The Fiscal Compact is an intergovernmental treaty which sets a stricter limit to public debt than the European Treaties have so far. As it deviates from established German constitutional law only in minor points, it is expected to raise fewer concerns with the FCC. The major point the plaintiffs have raised is whether the principle of democracy is violated as the Compact might not be abandoned by a party in an unilateral move. The French Conseil Constitutionnel has already approved the Compact without requiring prior constitutional amendment.

Speculating about the outcome of a certain case at the FCC is like gazing into a crystal ball. One can, however, be quite certain that the FCC will approve the challenged acts in general. So far the FCC has never blocked the ratification process of any treaty concerning EU matters. However, most of the times it has requested minor adjustments. Lately the FCC repeatedly called for stronger parliamentary participatory rights in EU matters. The German ESM act, however, is already quite progressive on that topic. Furthermore, speculation has it that the judges may impose reservations which Germany would have to make under international law before ratifying the treaty. This might e.g. concern limitations to liability or stronger transparency within the ESM. The FCC might also try to link the German delegate in the ESM bodies stronger to the Bundestag’s resolutions.

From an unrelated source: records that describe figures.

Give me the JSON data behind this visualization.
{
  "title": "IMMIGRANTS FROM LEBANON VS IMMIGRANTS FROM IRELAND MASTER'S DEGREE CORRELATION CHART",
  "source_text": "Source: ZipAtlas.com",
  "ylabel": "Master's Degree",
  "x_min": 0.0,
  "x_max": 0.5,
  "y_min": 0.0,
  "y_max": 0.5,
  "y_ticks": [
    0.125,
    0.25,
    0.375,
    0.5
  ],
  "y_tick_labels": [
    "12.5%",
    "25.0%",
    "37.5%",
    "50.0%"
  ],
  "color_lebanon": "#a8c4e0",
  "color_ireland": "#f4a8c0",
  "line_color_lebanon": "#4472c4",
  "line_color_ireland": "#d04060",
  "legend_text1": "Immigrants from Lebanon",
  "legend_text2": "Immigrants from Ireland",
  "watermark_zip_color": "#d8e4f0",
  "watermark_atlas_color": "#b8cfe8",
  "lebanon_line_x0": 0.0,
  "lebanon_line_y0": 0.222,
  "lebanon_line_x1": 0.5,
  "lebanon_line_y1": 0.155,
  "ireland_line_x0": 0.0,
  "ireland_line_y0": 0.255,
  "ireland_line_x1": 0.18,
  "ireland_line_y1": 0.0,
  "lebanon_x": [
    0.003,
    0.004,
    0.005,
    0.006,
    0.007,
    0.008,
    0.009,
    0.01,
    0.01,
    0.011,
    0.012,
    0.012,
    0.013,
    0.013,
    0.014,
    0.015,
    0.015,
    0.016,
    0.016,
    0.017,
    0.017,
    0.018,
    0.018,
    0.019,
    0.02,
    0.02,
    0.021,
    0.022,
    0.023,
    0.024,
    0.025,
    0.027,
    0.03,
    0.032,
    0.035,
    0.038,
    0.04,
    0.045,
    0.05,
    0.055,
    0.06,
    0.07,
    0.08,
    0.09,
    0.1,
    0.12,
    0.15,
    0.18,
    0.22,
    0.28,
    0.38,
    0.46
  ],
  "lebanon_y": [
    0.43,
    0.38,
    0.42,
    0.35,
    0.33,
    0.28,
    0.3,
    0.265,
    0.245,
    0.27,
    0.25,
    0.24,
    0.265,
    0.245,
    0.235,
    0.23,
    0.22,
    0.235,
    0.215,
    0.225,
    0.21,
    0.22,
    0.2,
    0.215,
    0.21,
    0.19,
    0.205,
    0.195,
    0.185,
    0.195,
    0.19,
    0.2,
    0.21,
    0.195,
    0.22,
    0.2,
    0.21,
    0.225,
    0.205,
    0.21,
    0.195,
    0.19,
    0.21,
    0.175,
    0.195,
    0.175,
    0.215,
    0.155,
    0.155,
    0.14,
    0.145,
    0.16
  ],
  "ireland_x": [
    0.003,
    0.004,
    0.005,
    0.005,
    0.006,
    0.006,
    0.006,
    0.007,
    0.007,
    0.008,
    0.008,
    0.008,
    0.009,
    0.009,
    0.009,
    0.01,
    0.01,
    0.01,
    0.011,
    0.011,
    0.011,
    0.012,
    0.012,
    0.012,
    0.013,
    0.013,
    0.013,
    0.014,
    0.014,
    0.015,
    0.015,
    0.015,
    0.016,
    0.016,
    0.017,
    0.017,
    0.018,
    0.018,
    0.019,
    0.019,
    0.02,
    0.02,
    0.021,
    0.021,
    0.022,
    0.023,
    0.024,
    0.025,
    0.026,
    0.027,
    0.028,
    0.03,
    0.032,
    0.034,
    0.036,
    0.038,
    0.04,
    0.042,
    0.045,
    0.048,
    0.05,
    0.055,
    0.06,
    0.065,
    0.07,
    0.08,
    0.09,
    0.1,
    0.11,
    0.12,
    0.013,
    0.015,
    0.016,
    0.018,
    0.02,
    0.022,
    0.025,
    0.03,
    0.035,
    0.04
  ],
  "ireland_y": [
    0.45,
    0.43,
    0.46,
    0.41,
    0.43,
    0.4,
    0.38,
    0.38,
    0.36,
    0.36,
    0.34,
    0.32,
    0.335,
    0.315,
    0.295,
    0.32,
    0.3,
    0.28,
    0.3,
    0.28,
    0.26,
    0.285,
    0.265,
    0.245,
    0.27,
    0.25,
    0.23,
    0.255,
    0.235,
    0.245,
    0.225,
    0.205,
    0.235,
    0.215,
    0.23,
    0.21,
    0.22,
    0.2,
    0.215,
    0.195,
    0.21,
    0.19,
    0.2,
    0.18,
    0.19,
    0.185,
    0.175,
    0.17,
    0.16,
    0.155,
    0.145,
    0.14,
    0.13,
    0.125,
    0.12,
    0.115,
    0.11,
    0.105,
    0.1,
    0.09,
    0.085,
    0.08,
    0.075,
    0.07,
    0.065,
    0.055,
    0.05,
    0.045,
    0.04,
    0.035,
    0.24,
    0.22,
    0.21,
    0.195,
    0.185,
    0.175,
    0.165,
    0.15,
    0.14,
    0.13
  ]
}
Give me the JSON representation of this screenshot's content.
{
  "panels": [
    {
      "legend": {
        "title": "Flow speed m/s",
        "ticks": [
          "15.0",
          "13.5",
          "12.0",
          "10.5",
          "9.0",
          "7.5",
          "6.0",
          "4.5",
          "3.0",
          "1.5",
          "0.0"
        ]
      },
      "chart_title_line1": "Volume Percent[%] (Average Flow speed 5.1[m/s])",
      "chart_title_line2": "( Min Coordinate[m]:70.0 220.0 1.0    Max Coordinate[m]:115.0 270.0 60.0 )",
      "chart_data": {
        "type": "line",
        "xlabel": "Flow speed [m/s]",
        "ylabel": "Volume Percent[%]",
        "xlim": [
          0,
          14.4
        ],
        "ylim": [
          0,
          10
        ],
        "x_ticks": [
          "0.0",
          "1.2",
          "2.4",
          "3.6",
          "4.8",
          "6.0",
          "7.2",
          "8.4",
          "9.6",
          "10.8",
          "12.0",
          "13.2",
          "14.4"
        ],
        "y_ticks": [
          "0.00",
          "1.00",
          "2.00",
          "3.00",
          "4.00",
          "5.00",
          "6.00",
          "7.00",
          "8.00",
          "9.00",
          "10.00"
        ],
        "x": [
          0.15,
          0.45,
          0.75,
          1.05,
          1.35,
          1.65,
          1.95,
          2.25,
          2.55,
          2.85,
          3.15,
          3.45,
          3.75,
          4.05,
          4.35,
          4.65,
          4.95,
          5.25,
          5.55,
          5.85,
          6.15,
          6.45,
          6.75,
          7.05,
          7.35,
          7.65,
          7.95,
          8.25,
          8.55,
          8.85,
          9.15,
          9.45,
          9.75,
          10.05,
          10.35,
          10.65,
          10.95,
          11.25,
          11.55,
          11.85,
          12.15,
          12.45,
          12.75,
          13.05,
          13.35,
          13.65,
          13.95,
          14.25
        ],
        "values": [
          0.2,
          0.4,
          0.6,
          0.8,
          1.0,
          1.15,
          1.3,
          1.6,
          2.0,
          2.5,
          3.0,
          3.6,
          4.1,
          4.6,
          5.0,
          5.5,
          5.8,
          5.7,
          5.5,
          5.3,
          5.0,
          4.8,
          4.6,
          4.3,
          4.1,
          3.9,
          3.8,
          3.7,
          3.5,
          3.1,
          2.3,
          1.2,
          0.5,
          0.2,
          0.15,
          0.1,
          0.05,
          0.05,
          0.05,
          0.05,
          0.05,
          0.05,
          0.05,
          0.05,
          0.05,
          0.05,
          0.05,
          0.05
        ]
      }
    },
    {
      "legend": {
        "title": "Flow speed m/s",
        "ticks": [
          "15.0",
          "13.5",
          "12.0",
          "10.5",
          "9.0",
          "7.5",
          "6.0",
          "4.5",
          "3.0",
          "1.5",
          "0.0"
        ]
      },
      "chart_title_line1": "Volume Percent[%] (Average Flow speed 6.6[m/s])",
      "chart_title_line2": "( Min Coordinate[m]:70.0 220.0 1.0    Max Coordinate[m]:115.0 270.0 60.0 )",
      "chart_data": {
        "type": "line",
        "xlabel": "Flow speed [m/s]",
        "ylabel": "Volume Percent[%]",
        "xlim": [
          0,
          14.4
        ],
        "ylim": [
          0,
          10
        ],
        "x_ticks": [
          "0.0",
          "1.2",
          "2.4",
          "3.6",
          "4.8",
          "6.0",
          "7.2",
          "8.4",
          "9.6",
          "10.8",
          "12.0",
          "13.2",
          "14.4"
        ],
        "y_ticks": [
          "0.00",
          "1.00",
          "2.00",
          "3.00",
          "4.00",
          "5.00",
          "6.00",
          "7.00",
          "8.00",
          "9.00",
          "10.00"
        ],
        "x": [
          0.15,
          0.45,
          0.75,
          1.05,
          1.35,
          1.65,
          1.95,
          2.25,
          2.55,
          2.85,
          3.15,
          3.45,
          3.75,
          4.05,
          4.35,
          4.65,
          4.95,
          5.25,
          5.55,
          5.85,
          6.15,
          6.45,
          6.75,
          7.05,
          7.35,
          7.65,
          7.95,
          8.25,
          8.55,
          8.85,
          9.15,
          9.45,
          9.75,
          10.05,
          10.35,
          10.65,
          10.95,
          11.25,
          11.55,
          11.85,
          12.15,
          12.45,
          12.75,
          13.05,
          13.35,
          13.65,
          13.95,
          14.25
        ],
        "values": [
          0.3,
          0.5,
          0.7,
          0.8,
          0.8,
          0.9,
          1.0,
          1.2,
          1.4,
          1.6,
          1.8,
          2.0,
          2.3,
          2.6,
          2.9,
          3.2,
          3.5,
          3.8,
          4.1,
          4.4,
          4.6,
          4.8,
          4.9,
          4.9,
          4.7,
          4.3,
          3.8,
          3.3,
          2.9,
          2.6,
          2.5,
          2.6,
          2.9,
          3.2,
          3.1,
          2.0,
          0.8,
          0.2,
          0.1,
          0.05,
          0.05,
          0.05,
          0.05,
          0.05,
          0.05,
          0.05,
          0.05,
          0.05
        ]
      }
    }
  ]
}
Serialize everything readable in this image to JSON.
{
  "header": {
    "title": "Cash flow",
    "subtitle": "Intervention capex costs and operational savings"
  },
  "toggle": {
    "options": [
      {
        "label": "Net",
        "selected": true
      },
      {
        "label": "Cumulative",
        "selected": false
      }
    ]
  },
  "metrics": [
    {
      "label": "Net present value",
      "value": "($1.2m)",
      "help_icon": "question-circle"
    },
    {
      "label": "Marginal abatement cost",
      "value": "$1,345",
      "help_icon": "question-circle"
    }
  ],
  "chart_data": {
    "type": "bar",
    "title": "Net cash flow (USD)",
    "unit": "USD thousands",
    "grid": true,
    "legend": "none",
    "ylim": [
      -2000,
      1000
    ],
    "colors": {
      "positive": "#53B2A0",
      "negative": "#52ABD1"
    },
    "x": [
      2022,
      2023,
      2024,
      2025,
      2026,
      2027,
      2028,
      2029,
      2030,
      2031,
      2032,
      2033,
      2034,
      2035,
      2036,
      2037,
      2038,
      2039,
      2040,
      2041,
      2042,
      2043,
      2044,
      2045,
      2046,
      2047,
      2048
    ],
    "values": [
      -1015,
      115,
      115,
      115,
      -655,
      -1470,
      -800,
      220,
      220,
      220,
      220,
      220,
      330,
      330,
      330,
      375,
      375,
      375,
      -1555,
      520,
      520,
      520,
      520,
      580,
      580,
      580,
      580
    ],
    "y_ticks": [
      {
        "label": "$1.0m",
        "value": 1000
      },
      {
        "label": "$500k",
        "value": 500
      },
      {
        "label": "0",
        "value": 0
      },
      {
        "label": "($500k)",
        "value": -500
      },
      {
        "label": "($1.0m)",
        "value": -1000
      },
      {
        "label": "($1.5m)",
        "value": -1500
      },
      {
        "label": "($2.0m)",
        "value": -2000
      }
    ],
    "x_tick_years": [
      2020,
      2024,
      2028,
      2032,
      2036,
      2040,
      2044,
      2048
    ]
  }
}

An even more interesting question is how the order will fit into the FCC’s more general strategy. In recent interviews FCC judges have expressed the opinion that the limit of competences which can be conferred upon the European Union has almost been reached. This furthers a development which took its origin in the Court’s Lisbon judgment. In the FCC’s view, democracy is almost entirely linked to the nation state. Supranational democracy can only be complementary. This line of thought has been severely criticized, and convincingly so. The preamble of the Basic Law aims for a “united Europe”. The FCC has turned the Basic Law on its head and sees itself as a fortress against European integration. The consequence is that certain competences cannot be conferred to the European Union, not even by constitutional amendment. In the current crisis this might be most relevant with regard to the Bundestag’s budget autonomy. While the line of thought itself is deplorable, its outcome might yield positive results. The FCC is trying to strengthen public discourse on EU matters. Its aim is a referendum according to Art. 146 Basic Law on a new constitution for Germany which explicitly allows for further integration. This call for a referendum is often met by positive reactions in the political realm. What will be the influence of the upcoming order on this strategy? The FCC will probably not order a referendum to be held. However, it might not get around clarifying further where the current Basic Law’s red line is. While the FCC resists calling a referendum itself, it will probably try to further push political discourse in that direction. While Angela Merkel is thinking about a European Convention, a referendum on a new German constitution – not long ago a far-fetched idea – might come closer.